Deuteronomy 18:10-11 ESV There shall not be found among you anyone who burns his son or his daughter as an offering, anyone who practices divination or tells fortunes or interprets omens, or a sorcerer or a charmer or a medium or a necromancer or one who inquires of the dead,
Believers who are swayed by human traditions are not the best people to become spiritual mentors. The Bible says that as true followers of Christ, our ways are not to be of this world and that we must “carry our cross” and stand on God’s Word even against popular culture or peer pressure.
Colossians 2:8-10 See to it that no one takes you captive through hollow and deceptive philosophy, which depends on human tradition and the elemental spiritual forces of this world rather than on Christ.
Matthew 16:24 Then Jesus said to his disciples, “Whoever wants to be my disciple must deny themselves and take up their cross and follow me.
Matthew 10:22 You will be hated by everyone because of me, but the one who stands firm to the end will be saved.
5. Unable to persevere or follow through
If ever things become difficult for one reason or another, a good mentor will not tire of mentoring you, become inaccessible or give up on the follow-through. God actively pursues us in love, and similarly, mentors shouldn’t just give up on us when we most need admonishment, encouragement and love.
1 Corinthians 13:7 It (love) always protects, always trusts, always hopes, always perseveres.
6. Manipulative, ulterior motives, petty
There are (hopefully rare) occasions where someone will become a mentor because of an ulterior motive, whether it is to turn a person’s opinions against a person or organisation, to use it as a ‘stepping’ stone to something else or to get close to a person to gain some sort of favour etc. The Bible warns us to simply have nothing to do with such people.
2 Timothy 3:1-5 But mark this: There will be terrible times in the last days. People will be lovers of themselves, lovers of money, boastful, proud, abusive, disobedient to their parents, ungrateful, unholy, without love, unforgiving, slanderous, without self-control, brutal, not lovers of the good, treacherous, rash, conceited, lovers of pleasure rather than lovers of God— having a form of godliness but denying its power. Have nothing to do with such people.
2 Timothy 2:24 And the Lord’s servant must not be quarrelsome but must be kind to everyone, able to teach, not resentful.
7. Does not keep things confidential
Gossip is not just about talking about others when it is no business of ours. Even if we “share” with “safe” people things that we have heard from others, it is still considered gossip.
People who repeat what others say in confidence, no matter how harmless it may sound, should not become spiritual mentors. This does not apply of course when couples mentor other people together and talk among themselves about issues regarding those they mentor together.
8. A new believer
Like a marathon, our journeys as Christians involves training, personal discipline, spiritual learning and transformation. Someone who has just started in the “race” is not likely to be a good “spiritual coach” or mentor.

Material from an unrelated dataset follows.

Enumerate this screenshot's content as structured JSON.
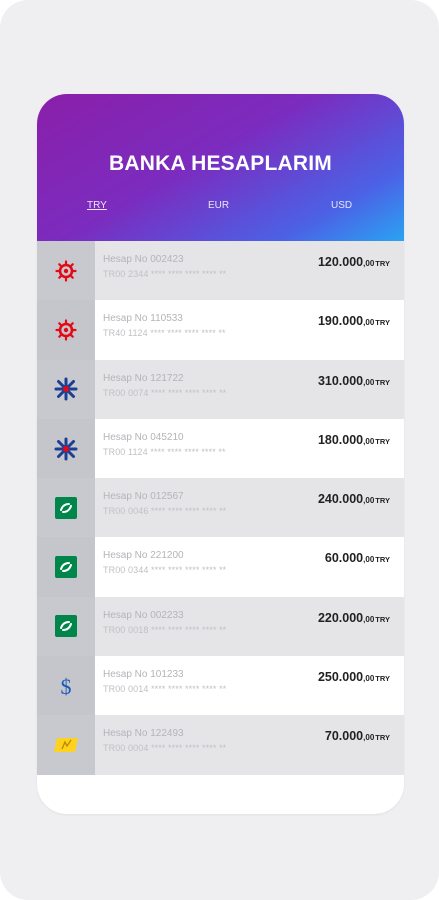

1 Timothy 2:6 He must not be a recent convert, or he may become conceited and fall under the same judgment as the devil.
9. Under church discipline / unrepentant
Any person who has refused church counsel or is under church discipline should not take up any leadership roles, including mentoring.
Side note: If you feel convicted that any on the list from 2. to 7. describes you, you are encouraged to please seek a mentor or counsellor first. We all need help and encouragement as we seek to be moulded in the image of God. Don’t hesitate to take the very important step of asking someone who is more spiritually mature or is professionally equipped to help you and walk alongside you on a journey of spiritual growth and transformation in Christ. All things are possible through Christ!